Indeed, consider the sequence of functions \(\{g'_n(z)\}\),
\[ g_n'(z)=f\left(\frac{z+z_n'}{1+\overline{z_n'}z}\right) \]
and show that this sequence does not form a normal family in the disk \(|z|\leq \lambda_0\), where \(1>\lambda_0>\operatorname{th}\mu_0\). Suppose, on the contrary, that the family of functions \(\{g_n'(t)\}\),
\[ g_n'(t)=f\left(\frac{t+z_n'}{1+\overline{z_n'}t}\right), \]
is normal in the disk \(|t|\leq\lambda_0\). Put
\[ t_n'=\frac{z_n-z_n'}{1-\overline{z_n'}z_n}; \]
then
\[ \rho(0,t_n')=\rho(z_n,z_n')<\mu_0<\frac12\ln\frac{1+\lambda_0}{1-\lambda_0}, \]

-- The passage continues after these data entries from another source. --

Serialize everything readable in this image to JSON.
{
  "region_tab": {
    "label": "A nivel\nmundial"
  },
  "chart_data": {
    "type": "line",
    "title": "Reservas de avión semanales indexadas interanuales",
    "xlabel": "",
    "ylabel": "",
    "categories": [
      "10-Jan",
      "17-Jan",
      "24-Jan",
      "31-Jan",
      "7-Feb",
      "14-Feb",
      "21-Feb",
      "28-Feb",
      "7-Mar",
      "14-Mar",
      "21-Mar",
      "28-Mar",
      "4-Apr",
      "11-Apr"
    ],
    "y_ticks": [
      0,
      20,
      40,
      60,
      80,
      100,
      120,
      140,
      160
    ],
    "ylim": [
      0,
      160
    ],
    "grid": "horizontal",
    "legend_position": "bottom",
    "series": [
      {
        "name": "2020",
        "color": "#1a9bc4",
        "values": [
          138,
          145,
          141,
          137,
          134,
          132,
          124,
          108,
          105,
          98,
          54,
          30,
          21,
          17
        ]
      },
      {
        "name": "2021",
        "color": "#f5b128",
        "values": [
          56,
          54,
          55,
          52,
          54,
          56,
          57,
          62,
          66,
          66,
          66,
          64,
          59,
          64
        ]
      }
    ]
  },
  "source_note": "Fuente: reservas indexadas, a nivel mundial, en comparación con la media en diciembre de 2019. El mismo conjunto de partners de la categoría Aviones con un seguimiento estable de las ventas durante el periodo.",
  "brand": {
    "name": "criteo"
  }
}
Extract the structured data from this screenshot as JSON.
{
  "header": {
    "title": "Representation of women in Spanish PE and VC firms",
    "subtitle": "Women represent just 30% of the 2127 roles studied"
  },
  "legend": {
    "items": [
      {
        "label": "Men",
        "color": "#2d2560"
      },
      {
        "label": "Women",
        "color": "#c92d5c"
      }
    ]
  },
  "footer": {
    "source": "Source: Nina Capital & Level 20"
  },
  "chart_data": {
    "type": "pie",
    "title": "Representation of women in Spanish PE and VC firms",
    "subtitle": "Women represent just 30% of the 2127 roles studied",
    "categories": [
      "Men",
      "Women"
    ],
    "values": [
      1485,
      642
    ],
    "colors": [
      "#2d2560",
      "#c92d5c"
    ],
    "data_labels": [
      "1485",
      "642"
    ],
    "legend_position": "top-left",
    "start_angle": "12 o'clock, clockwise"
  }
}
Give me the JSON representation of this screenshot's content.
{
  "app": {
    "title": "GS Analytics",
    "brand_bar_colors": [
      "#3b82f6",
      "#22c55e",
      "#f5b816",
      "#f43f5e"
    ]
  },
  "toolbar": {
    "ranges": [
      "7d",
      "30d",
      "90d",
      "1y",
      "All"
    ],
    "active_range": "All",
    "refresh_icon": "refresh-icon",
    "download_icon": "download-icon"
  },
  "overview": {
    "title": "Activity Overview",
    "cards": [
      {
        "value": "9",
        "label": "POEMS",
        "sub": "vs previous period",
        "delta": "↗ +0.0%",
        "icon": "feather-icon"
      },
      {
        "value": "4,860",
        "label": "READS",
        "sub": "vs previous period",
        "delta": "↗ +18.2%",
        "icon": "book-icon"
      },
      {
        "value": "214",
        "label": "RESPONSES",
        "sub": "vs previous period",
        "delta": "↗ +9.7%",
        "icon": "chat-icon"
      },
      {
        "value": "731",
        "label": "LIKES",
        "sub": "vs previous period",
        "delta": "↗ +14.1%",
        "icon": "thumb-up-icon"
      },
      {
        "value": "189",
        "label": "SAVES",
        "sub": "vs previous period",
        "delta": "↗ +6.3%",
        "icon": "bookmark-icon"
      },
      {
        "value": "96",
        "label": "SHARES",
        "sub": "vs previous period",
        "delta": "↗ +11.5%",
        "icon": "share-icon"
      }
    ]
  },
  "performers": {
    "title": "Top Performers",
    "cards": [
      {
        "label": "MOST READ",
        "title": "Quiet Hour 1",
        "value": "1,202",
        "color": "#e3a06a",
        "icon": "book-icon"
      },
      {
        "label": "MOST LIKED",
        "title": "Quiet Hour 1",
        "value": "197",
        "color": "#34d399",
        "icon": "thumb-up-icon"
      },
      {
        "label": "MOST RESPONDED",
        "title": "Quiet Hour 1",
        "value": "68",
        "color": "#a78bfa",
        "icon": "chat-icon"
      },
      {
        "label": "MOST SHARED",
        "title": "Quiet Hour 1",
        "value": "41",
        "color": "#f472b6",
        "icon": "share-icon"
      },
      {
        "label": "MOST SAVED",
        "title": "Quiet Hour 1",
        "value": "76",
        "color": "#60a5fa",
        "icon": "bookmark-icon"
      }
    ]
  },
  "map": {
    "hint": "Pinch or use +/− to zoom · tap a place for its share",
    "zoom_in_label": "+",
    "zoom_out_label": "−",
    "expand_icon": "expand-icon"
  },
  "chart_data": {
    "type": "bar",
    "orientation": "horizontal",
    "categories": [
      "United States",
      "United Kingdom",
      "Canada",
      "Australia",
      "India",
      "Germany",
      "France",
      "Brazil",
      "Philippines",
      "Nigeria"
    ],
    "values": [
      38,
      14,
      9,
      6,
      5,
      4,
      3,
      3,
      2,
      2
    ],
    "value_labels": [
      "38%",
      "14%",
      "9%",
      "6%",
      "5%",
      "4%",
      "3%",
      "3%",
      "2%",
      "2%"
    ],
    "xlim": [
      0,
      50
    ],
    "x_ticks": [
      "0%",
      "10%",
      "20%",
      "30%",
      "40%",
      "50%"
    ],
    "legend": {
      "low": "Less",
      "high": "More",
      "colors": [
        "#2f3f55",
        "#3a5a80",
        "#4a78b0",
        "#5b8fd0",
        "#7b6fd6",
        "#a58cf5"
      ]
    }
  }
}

i.e. \(|t_n'|<\lambda_0\). Since \(|g_n'(0)|=|f(z_n')|<M\), \(n=1,2,\ldots\), the limit function of the sequence \(\{g_n'(t)\}\) must be holomorphic in \(|t|<\lambda_0\), whereas
\[ \lim_{n\to\infty}g_n'(t_n')=\lim_{n\to\infty}f(z_n)=\infty. \]
Consequently, there exists a point \(z_0\), \(|z_0|<\lambda_0\), in every neighborhood of which the functions of the family \(\{g_n'(z)\}\) assume, infinitely often, all finite values except possibly one. This means that there exists a sequence of points \(\{\widetilde z_n'\}\), \(\rho(z_n,\widetilde z_n')\leq\lambda_0+\mu_0\), \(n=1,2,\ldots\), at which \(f(\widetilde z_n')=0\) or \(1\), while \(\lim_{n\to\infty}f(z_n)=\infty\). According to Lange’s result, the function \(w=f(z)\) has a sequence of \(\rho\)-points in \(D\).
If the arguments given above are slightly refined, one can establish the following fact.
Lemma 2. Let a function \(w=f(z)\), holomorphic in the disk \(D\), satisfy the conditions of Theorem 6. Then, on the segments of non-Euclidean straight lines joining pairwise the points \(z_n,z_n'\), \(n=1,2,\ldots\), one can choose a sequence of points \(\{\widetilde z_n\}\) (possibly \(\widetilde z_n=z_n\), \(n=1,2,\ldots\)) such that an irregular point for the sequence of functions \(\{\widetilde g_n(z)\}\),
\[ \widetilde g_n(z)=f\left(\frac{z+\widetilde z_n'}{1+\overline{\widetilde z_n'}z}\right), \]
is the point \(z=0\).
Hence, taking into account Lange’s result cited in § 1 (1), we obtain the following refinement of Theorem 1 from (6).
Theorem 7. Let a function \(w=f(z)\), holomorphic in the disk \(D\), have
\[ \lim_{n\to\infty} f(z_n)=\infty \]
for some sequence of points \(\{z_n\}\), where \(z_n=r_ne^{i\theta_0}\), \(0\leq\theta_0\leq 2\pi\),
\[ \lim_{n\to\infty} r_n=1, \]
and let there exist a sequence of points \(\{z_n'\}\), \(z_n'=r_n'e^{i\theta_0}\),
\[ \lim_{n\to\infty}\rho(z_n',z_n)=\mu_0<+\infty, \]
at which the function satisfies \(|f(z_n')|<M\), \(n=1,2,\ldots\), where \(M<+\infty\) is a constant. Then in every angle \(\Delta_\delta(\theta_0):\{z;\ |\arg(1-e^{-i\theta_0}z)|<\delta,\ \delta>0\}\) there is a sequence of \(\rho\)-points for the function \(w=f(z)\).
We note that other assertions from (6) also admit refinement.
Received
19 I 1963
CITED LITERATURE
- L. Lange, Ann. Sci. Ecol. Norm. Sup., (3), 77, 257 (1960).
- F. Bagemihl, F. Seidel, Ann. Acad. Sci. Fenn., Ser. AI, 280 (1960).
- O. Lehto, Comm. Math. Helv., 33, No. 3, 196 (1959).
- O. Lehto, K. Virtanen, Acta Math., 97, 1–2, 46 (1957).
- F. Bagemihl, F. Seidel, Arch. d. Math., 11, 263 (1960).
- L. Lange, Nagoya Math. J., 19, 41 (1961).